Seule carte de visite disponible : son casier judiciaire. « La seule vue des policiers l’énerve car j’ai noté six condamnations en trois ans pour des outrages et des refus de se soumettre aux vérifications », constate la substitut du procureur. Le prévenu allergique à l’uniforme est condamné à quatre mois de prison ferme. Il devra verser 300 euros de dommages-intérêts à chacun des trois fonctionnaires de police qui composaient la patrouille.

L’Union (édition papier)

20/11/2020

Le 9 janvier 2020, Alex Ntah, 23 ans, se présente au tribunal judiciaire de Reims sur convocation du juge d’application des peines pour discuter de l’aménagement d’une condamnation à quatre mois de prison. Premier problème : il arrive à midi alors qu’il était convoqué à 10 heures. Second problème : s’il a oublié d’arriver à l’heure, il n’a pas oublié de boire ; il est complétement saoul.

L’agent de sécurité qui filtre les entrées refuse de le laisser passer. Refoulé à l’extérieur, Alex Ntah s’énerve : «Justice de m… ! Juges de m… ! Fils de p… ! Je vais te niquer I» La suite se perd sur les marches du palais. Sauf que quelques instants plus tard, le porte se rouvre : c’est le prévenu qui revient. Le gardien s’interpose. Nouvelle salve : «Je vais te buter, je vais te fumer, je vais te mettre une balle, je vais t’égorger… » (…). Il est expulsé, les policiers alertés.
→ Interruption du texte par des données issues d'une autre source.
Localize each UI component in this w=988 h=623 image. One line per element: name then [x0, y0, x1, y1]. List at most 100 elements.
Ils l’attrapent à côté du palais. Quant à l’aménagement de la peine, c’est vite réglé : la juge l’envoie illico en prison pour purger ses quatre mois.

Libéré depuis, Alex Ntah est revenu cette semaine au tribunal pour répondre de son esclandre au palais mais aussi du recel d’un vélo électrique de 1 500 euros qu’il dit avoir revendu 60 euros. Trois mois de prison pour les outrages et les menaces de mort, un mois ferme pour le recel. Ces deux condamnations sont aménageables, du moins si sa convocation devant la juge d’application des peines se passe mieux que la fois précédente.